How to make searchable PDFs

A "searchable PDF" looks like a scanned document showing all images and text, AND the text can be searched. A non-searchable (or standard) PDF, shows all images and text, but the text is not in a format that can be searched.

To make a searchable PDF:

1. Scan your document to produce image files

LogoLogoLogo

  1. Take your original document, and use a scanner to produce image scans in JPG format.
  2. Make sure your scans are at least 300dpi (greyscale, colour if needed). Use 400-600dpi if the next is unusually small.

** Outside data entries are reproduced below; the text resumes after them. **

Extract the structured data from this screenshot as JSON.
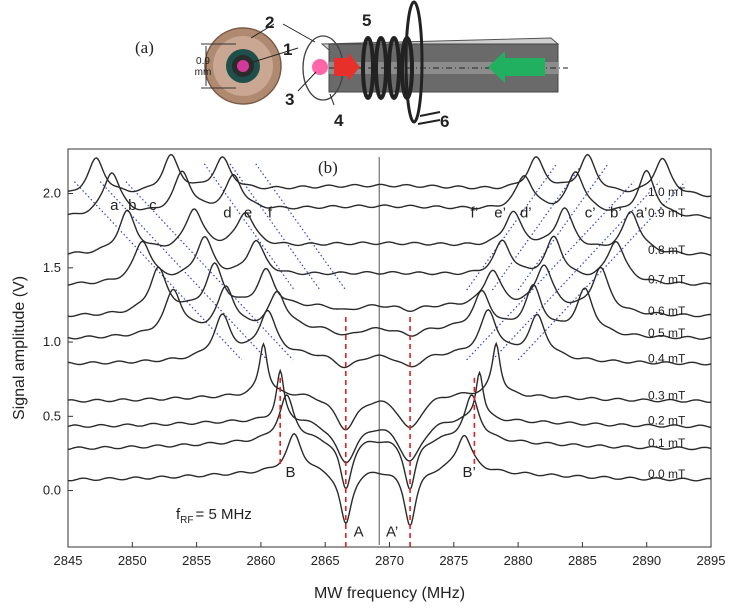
{
  "panel_a": {
    "label": "(a)",
    "dimension_value": "0.9",
    "dimension_unit": "mm",
    "numbers": [
      "1",
      "2",
      "3",
      "4",
      "5",
      "6"
    ]
  },
  "chart_data": {
    "type": "line",
    "panel_label": "(b)",
    "xlabel": "MW frequency (MHz)",
    "ylabel": "Signal amplitude (V)",
    "xlim": [
      2845,
      2895
    ],
    "ylim": [
      -0.38,
      2.3
    ],
    "xticks": [
      2845,
      2850,
      2855,
      2860,
      2865,
      2870,
      2875,
      2880,
      2885,
      2890,
      2895
    ],
    "yticks": [
      0.0,
      0.5,
      1.0,
      1.5,
      2.0
    ],
    "ytick_labels": [
      "0.0",
      "0.5",
      "1.0",
      "1.5",
      "2.0"
    ],
    "center_line_x": 2869.2,
    "annotation_fRF": "f",
    "annotation_fRF_sub": "RF",
    "annotation_fRF_value": "= 5 MHz",
    "series": [
      {
        "name": "0.0 mT",
        "offset": 0.07,
        "center_dip": -0.45,
        "peaks": [
          [
            2862.6,
            0.25,
            0.22
          ],
          [
            2866.6,
            -0.38,
            0.35
          ],
          [
            2871.6,
            -0.38,
            0.35
          ],
          [
            2875.8,
            0.25,
            0.22
          ]
        ]
      },
      {
        "name": "0.1 mT",
        "offset": 0.28,
        "center_dip": -0.4,
        "peaks": [
          [
            2862.0,
            0.3,
            0.22
          ],
          [
            2866.6,
            -0.35,
            0.35
          ],
          [
            2871.6,
            -0.35,
            0.35
          ],
          [
            2876.4,
            0.3,
            0.22
          ]
        ]
      },
      {
        "name": "0.2 mT",
        "offset": 0.43,
        "center_dip": -0.35,
        "peaks": [
          [
            2861.5,
            0.33,
            0.22
          ],
          [
            2866.6,
            -0.3,
            0.35
          ],
          [
            2871.6,
            -0.3,
            0.35
          ],
          [
            2877.0,
            0.33,
            0.22
          ]
        ]
      },
      {
        "name": "0.3 mT",
        "offset": 0.6,
        "center_dip": -0.3,
        "peaks": [
          [
            2860.2,
            0.35,
            0.24
          ],
          [
            2866.6,
            -0.25,
            0.35
          ],
          [
            2871.6,
            -0.25,
            0.35
          ],
          [
            2878.3,
            0.35,
            0.24
          ]
        ]
      },
      {
        "name": "0.4 mT",
        "offset": 0.85,
        "center_dip": -0.25,
        "peaks": [
          [
            2857.0,
            0.28,
            0.25
          ],
          [
            2860.5,
            0.3,
            0.25
          ],
          [
            2866.6,
            -0.1,
            0.35
          ],
          [
            2871.6,
            -0.1,
            0.35
          ],
          [
            2877.7,
            0.3,
            0.25
          ],
          [
            2881.5,
            0.28,
            0.25
          ]
        ]
      },
      {
        "name": "0.5 mT",
        "offset": 1.02,
        "center_dip": 0.1,
        "peaks": [
          [
            2853.2,
            0.3,
            0.25
          ],
          [
            2857.3,
            0.3,
            0.25
          ],
          [
            2861.3,
            0.25,
            0.25
          ],
          [
            2866.6,
            -0.06,
            0.35
          ],
          [
            2871.6,
            -0.06,
            0.35
          ],
          [
            2877.2,
            0.25,
            0.25
          ],
          [
            2881.2,
            0.3,
            0.25
          ],
          [
            2885.2,
            0.3,
            0.25
          ]
        ]
      },
      {
        "name": "0.6 mT",
        "offset": 1.17,
        "center_dip": 0.1,
        "peaks": [
          [
            2852.0,
            0.3,
            0.25
          ],
          [
            2856.4,
            0.3,
            0.25
          ],
          [
            2860.4,
            0.25,
            0.25
          ],
          [
            2866.6,
            -0.04,
            0.35
          ],
          [
            2871.6,
            -0.04,
            0.35
          ],
          [
            2878.0,
            0.25,
            0.25
          ],
          [
            2882.0,
            0.3,
            0.25
          ],
          [
            2886.4,
            0.3,
            0.25
          ]
        ]
      },
      {
        "name": "0.7 mT",
        "offset": 1.38,
        "center_dip": -0.1,
        "peaks": [
          [
            2850.8,
            0.28,
            0.25
          ],
          [
            2855.6,
            0.28,
            0.25
          ],
          [
            2859.6,
            0.24,
            0.25
          ],
          [
            2878.8,
            0.24,
            0.25
          ],
          [
            2882.8,
            0.28,
            0.25
          ],
          [
            2887.6,
            0.28,
            0.25
          ]
        ]
      },
      {
        "name": "0.8 mT",
        "offset": 1.58,
        "center_dip": -0.12,
        "peaks": [
          [
            2849.6,
            0.28,
            0.25
          ],
          [
            2854.8,
            0.28,
            0.25
          ],
          [
            2858.8,
            0.24,
            0.25
          ],
          [
            2879.6,
            0.24,
            0.25
          ],
          [
            2883.6,
            0.28,
            0.25
          ],
          [
            2888.8,
            0.28,
            0.25
          ]
        ]
      },
      {
        "name": "0.9 mT",
        "offset": 1.83,
        "center_dip": -0.12,
        "peaks": [
          [
            2848.4,
            0.3,
            0.25
          ],
          [
            2853.9,
            0.28,
            0.25
          ],
          [
            2857.9,
            0.24,
            0.25
          ],
          [
            2880.5,
            0.24,
            0.25
          ],
          [
            2884.5,
            0.28,
            0.25
          ],
          [
            2890.0,
            0.3,
            0.25
          ]
        ]
      },
      {
        "name": "1.0 mT",
        "offset": 1.97,
        "center_dip": -0.12,
        "peaks": [
          [
            2847.2,
            0.25,
            0.25
          ],
          [
            2853.0,
            0.25,
            0.25
          ],
          [
            2857.0,
            0.22,
            0.25
          ],
          [
            2881.4,
            0.22,
            0.25
          ],
          [
            2885.4,
            0.25,
            0.25
          ],
          [
            2891.2,
            0.25,
            0.25
          ]
        ]
      }
    ],
    "peak_labels": [
      {
        "text": "a",
        "x": 2848.6,
        "y": 1.89
      },
      {
        "text": "b",
        "x": 2850.0,
        "y": 1.89
      },
      {
        "text": "c",
        "x": 2851.6,
        "y": 1.89
      },
      {
        "text": "d",
        "x": 2857.4,
        "y": 1.84
      },
      {
        "text": "e",
        "x": 2859.0,
        "y": 1.84
      },
      {
        "text": "f",
        "x": 2860.7,
        "y": 1.84
      },
      {
        "text": "f’",
        "x": 2876.6,
        "y": 1.84
      },
      {
        "text": "e’",
        "x": 2878.6,
        "y": 1.84
      },
      {
        "text": "d’",
        "x": 2880.6,
        "y": 1.84
      },
      {
        "text": "c’",
        "x": 2885.6,
        "y": 1.84
      },
      {
        "text": "b’",
        "x": 2887.6,
        "y": 1.84
      },
      {
        "text": "a’",
        "x": 2889.6,
        "y": 1.84
      },
      {
        "text": "B",
        "x": 2862.3,
        "y": 0.09
      },
      {
        "text": "B’",
        "x": 2876.2,
        "y": 0.09
      },
      {
        "text": "A",
        "x": 2867.6,
        "y": -0.31
      },
      {
        "text": "A’",
        "x": 2870.2,
        "y": -0.31
      }
    ],
    "red_markers": [
      {
        "x": 2861.5,
        "y1": 0.18,
        "y2": 0.77
      },
      {
        "x": 2866.6,
        "y1": -0.38,
        "y2": 1.17
      },
      {
        "x": 2871.6,
        "y1": -0.38,
        "y2": 1.17
      },
      {
        "x": 2876.6,
        "y1": 0.18,
        "y2": 0.77
      }
    ],
    "guide_lines": [
      {
        "x1": 2845.5,
        "y1": 2.08,
        "x2": 2858.5,
        "y2": 0.88
      },
      {
        "x1": 2847.5,
        "y1": 2.08,
        "x2": 2860.5,
        "y2": 0.88
      },
      {
        "x1": 2849.5,
        "y1": 2.08,
        "x2": 2862.5,
        "y2": 0.88
      },
      {
        "x1": 2855.6,
        "y1": 2.2,
        "x2": 2862.6,
        "y2": 1.35
      },
      {
        "x1": 2857.6,
        "y1": 2.2,
        "x2": 2864.6,
        "y2": 1.35
      },
      {
        "x1": 2859.6,
        "y1": 2.2,
        "x2": 2866.6,
        "y2": 1.35
      },
      {
        "x1": 2876.0,
        "y1": 1.35,
        "x2": 2883.0,
        "y2": 2.2
      },
      {
        "x1": 2878.0,
        "y1": 1.35,
        "x2": 2885.0,
        "y2": 2.2
      },
      {
        "x1": 2880.0,
        "y1": 1.35,
        "x2": 2887.0,
        "y2": 2.2
      },
      {
        "x1": 2876.0,
        "y1": 0.88,
        "x2": 2889.0,
        "y2": 2.08
      },
      {
        "x1": 2878.0,
        "y1": 0.88,
        "x2": 2891.0,
        "y2": 2.08
      },
      {
        "x1": 2880.0,
        "y1": 0.88,
        "x2": 2893.0,
        "y2": 2.08
      }
    ],
    "colors": {
      "trace": "#2a2a2a",
      "marker": "#e02020",
      "guide": "#3344cc",
      "axis": "#333333"
    }
  }
}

2. Clean up the scanned page images

Note that your PDF software may carry out this step, otherwise you will have to use image-editing softwarẹ

LogoLogoLogo

  1. The scanned page images will not look perfect
  2. De-skew the pages (straighten)
  3. Clean the pages: remove edges, artifacts, shadowing. Perhaps boost the contrast

3. Convert your image files to text + images

Your PDF creation software will do this.

LogoLogo + EDITABLE TEXT

  1. Since the page image is not editable and not searchable, you must process it to convert the image of the text, into editable text.
  2. In Acrobat PDF software (not Acrobat Reader), from the Tools menu, select "Recognise Text". In other software, it may be called something else, eg. OCR (Optical Character Recognition), or something to do with "searchable/editable text"
  3. It is important to be able to retain formatting, especially columns. You may be able to specify areas on a page where there is no text (ie. photos/diagrams)

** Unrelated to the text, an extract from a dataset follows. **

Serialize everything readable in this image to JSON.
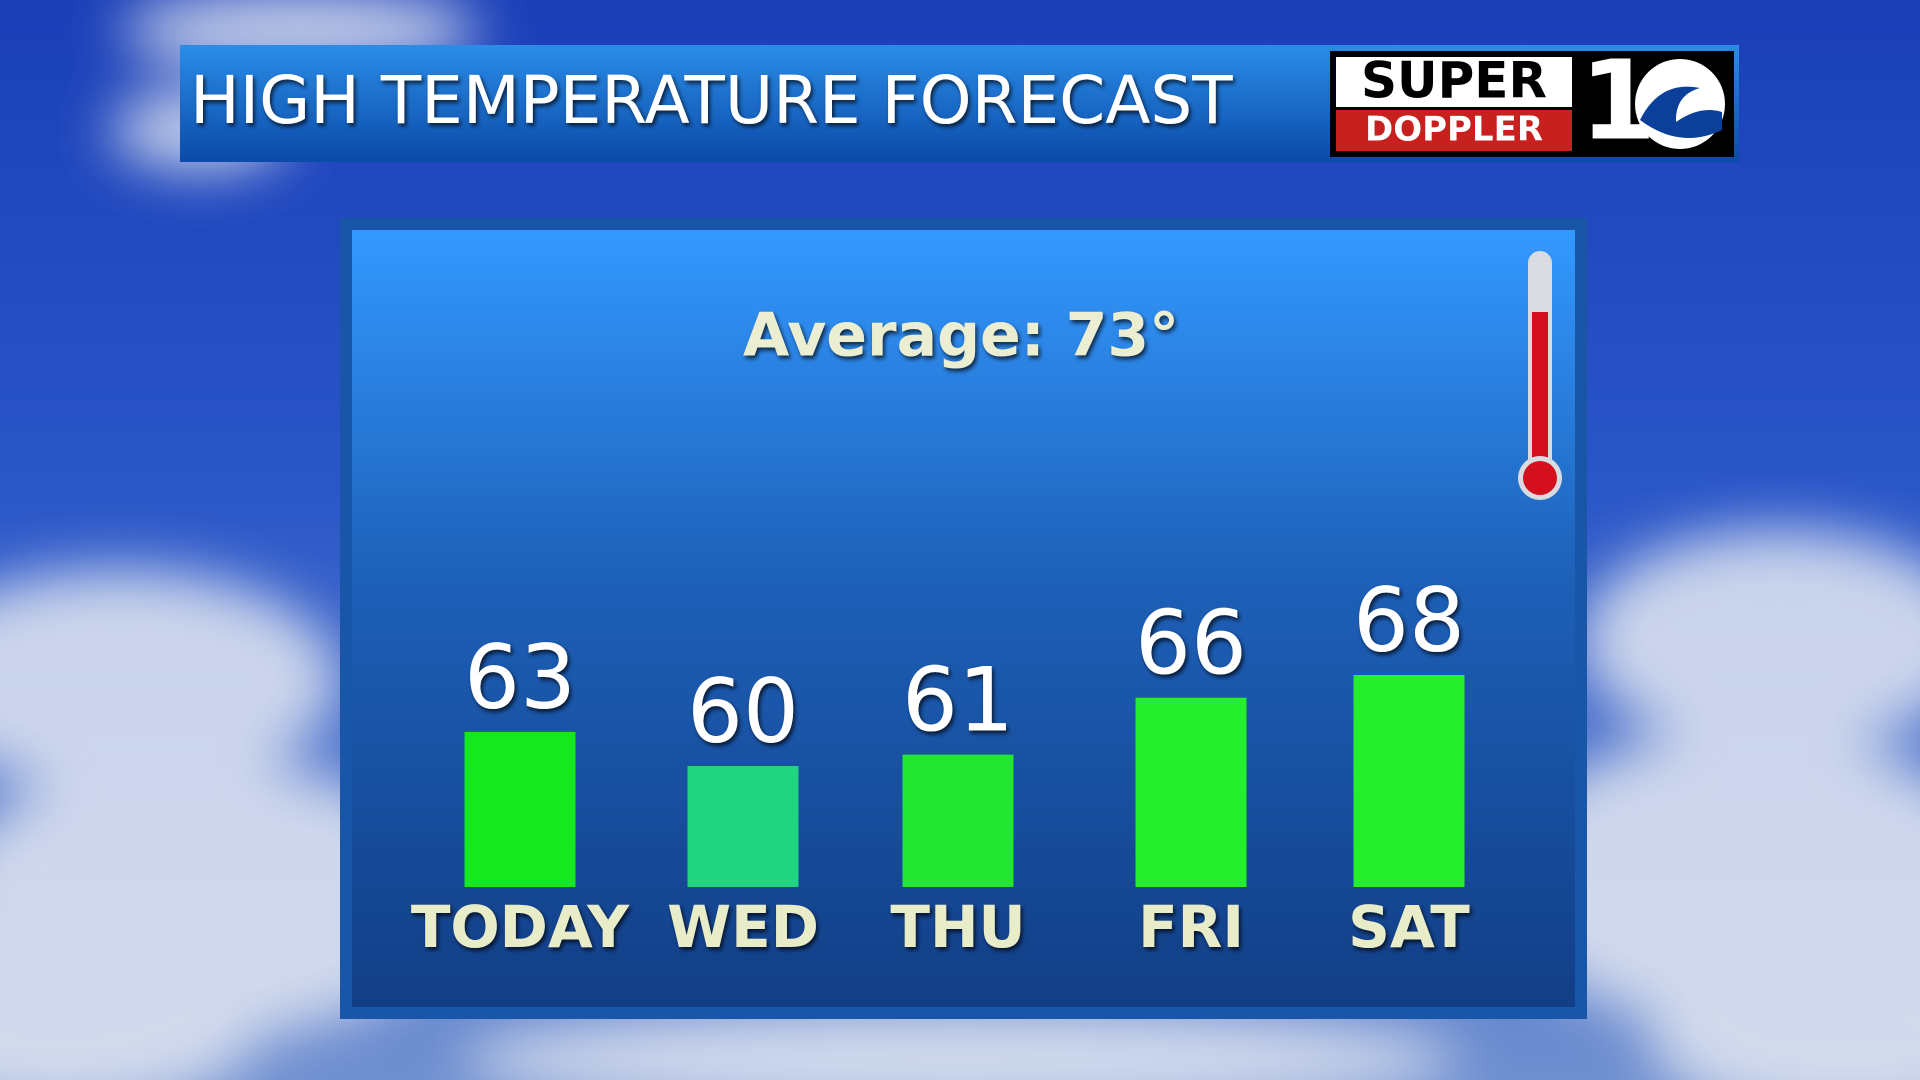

4. Spellcheck and edit your text

After you have produced editable text from the images, you will have the option to edit and correct it, in particular:

  • Spelling. There will be lots of errors.
  • Remove extraneous text, especially where the software has tried to turn images into text

5. Produce PDFs

When you are done, save your text and images as "searchable PDFs". If this is done correctly, the editable text will be an invisible transparent layer on top of the scanned page image:

  1. The resulting PDF pages will look like your scanned page images
  2. The text will be searchable, and you will be able to copy and paste the transparent text layer

There is often an option to save your PDF as:

  1. Text only, in which case it will not look as good as the scanned image, and you may lose any pictures.
  2. Images only, in which case the PDF will not be searchable, and you will not be able to copy any text
  3. You want to save your PDFs as text+image, sometimes called "searchable PDFs"

 

Checklist

  1. Make sure your scans are at least 300dpi greyscale. If the text on the page is small, and you are not getting good text extraction, use 400-600dpi. If there are colour images, then scan as colour, otherwise stick with greyscale.
  2. Clean up the scanned images, as these will be displayed in the final PDF
  3. When you convert the scanned images to images + text, make sure you retain formatting such as columns. Otherwise when try and copy text, the top line from each column will concatonate, and so on down the page.
  4. Make sure you save as "seachable PDF" (sometimes called text + images).

Notes

Some software manages all stages of the process, and you will be able to save the "project" before completing all the steps. Save regularly!

Some software will let you do multiple steps at a time. ie. you won't have to scan one page, clean it up, extract the editable/searchable text, edit it, save it, and repeat. You'll be able to scan all page first, then clean them all up, then extract text from them all, edit them all, and save all the editable pages as one searchable PDF.

You may need separate software for (a) scanning (b) cleaning the images (c) extracting the text from the images, and saving as searchable PDFs.